I could really spend all morning looking at my favorite blogs and hopping from place to place, but I have library books that need to go back, so that calls for a walk.  

I need to leave the world behind for a few hours.  I tried going to FB this morning, because I had a couple of birthdays to remember, and I made good progress on hiding people who tend to bring me down and post unfounded "news" articles.  I'll unfriend only if things are VERY offensive and are people I don't really know anyway.  But I will hide notifications from people who consistently post offensive things without fact-checking.
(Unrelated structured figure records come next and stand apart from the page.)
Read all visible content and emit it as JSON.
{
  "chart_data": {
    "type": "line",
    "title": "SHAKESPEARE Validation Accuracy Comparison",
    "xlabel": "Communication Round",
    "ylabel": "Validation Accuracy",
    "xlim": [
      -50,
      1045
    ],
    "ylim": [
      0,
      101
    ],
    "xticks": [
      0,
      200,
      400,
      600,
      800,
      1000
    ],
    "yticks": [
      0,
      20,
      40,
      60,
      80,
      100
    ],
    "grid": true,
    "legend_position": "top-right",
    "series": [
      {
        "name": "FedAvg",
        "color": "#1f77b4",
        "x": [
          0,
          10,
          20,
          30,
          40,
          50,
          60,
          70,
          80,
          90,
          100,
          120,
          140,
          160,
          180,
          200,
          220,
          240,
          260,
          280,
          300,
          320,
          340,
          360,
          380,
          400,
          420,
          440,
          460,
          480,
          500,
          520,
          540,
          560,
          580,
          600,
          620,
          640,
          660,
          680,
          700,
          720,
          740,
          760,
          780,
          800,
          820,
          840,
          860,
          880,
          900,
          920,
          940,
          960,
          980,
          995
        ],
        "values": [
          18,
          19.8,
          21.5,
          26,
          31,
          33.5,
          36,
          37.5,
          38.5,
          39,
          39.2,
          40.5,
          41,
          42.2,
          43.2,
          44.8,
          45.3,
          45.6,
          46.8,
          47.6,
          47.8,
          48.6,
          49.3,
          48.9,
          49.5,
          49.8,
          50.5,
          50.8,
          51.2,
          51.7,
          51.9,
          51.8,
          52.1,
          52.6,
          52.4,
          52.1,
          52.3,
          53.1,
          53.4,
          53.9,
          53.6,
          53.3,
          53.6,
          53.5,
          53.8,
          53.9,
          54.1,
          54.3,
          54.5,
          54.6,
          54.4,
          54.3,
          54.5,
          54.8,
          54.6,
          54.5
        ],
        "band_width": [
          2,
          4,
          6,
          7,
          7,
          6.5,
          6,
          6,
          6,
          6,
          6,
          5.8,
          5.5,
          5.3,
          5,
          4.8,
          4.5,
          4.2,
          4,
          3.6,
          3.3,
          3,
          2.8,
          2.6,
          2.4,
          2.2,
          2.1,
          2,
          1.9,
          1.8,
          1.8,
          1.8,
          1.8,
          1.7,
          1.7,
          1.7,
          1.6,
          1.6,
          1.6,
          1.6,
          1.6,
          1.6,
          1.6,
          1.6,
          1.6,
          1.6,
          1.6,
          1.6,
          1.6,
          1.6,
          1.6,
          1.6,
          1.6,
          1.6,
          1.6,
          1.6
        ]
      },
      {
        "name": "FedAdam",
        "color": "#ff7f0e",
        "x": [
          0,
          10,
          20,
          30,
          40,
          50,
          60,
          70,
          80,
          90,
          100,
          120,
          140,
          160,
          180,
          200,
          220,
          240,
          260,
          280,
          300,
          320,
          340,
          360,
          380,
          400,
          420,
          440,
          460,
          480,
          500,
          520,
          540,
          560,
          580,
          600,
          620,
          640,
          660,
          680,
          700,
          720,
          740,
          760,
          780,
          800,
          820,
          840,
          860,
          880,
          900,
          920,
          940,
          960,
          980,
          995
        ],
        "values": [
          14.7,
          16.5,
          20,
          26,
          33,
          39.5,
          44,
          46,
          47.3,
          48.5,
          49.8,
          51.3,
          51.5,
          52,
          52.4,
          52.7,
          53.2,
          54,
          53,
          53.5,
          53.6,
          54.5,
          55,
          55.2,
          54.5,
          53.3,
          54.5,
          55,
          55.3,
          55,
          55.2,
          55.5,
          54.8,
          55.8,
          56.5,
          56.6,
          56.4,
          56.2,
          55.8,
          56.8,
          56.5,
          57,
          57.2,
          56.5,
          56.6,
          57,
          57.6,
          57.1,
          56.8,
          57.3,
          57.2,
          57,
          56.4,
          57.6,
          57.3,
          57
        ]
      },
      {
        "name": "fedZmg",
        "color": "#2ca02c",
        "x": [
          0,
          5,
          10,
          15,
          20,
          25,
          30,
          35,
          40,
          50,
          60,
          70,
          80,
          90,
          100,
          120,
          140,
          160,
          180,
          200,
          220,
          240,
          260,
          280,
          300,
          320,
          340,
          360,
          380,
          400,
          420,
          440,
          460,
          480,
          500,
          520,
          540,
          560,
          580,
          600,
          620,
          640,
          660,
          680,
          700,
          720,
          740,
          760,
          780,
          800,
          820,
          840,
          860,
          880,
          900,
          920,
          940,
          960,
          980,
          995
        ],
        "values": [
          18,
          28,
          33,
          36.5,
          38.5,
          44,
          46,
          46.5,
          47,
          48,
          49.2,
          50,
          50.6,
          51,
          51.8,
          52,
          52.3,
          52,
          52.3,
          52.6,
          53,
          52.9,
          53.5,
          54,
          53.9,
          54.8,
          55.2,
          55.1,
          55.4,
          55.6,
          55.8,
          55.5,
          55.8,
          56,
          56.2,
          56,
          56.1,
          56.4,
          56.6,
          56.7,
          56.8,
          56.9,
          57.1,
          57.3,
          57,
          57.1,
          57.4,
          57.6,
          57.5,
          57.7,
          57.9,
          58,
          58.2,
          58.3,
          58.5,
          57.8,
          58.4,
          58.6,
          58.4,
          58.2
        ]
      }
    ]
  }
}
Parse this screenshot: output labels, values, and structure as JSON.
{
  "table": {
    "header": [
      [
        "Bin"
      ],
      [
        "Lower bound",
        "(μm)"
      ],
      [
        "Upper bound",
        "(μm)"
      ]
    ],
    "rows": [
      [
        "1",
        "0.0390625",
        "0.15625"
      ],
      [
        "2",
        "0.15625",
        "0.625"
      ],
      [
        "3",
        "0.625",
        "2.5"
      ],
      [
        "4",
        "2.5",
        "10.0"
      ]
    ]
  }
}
I post things here only, and usually they're my own opinion, so people are free to not come here or block me, but I don't post false and misleading articles on purpose.  I try to research and find all I can to prove a point and usually like to have a link from a reputable news source too, not the propaganda ones.

The Russian interference is definitely a factor with some of this stuff on FB, and people are lapping it up without questioning it.  I went through an article I saw this morning, read several news items on it and realized the article left out vital facts that made it a totally different story.  Yet people continue to refuse to think for themselves. Even knowing it's false news, it still makes them feel good to post it like fact.  

I'm encouraged that people are beginning to realize how much trouble our country is in and how our leadership is in a dangerous place.  The president actually blamed the people who didn't vote for him for so many Covid deaths.  Un-believable!  The data he quoted was factually wrong and gathered from numbers that were valid  months ago.  Regardless of where this virus hits, a president of a country should not serve just the people who vote him.  He supposedly is the president of the whole country but instead relishes the divisiveness - which, again, is just what Russia wanted when they interfered with the election in 2016.  

That's my story, sad as it is, and I'm sticking to it.  Looking for a happy weekend.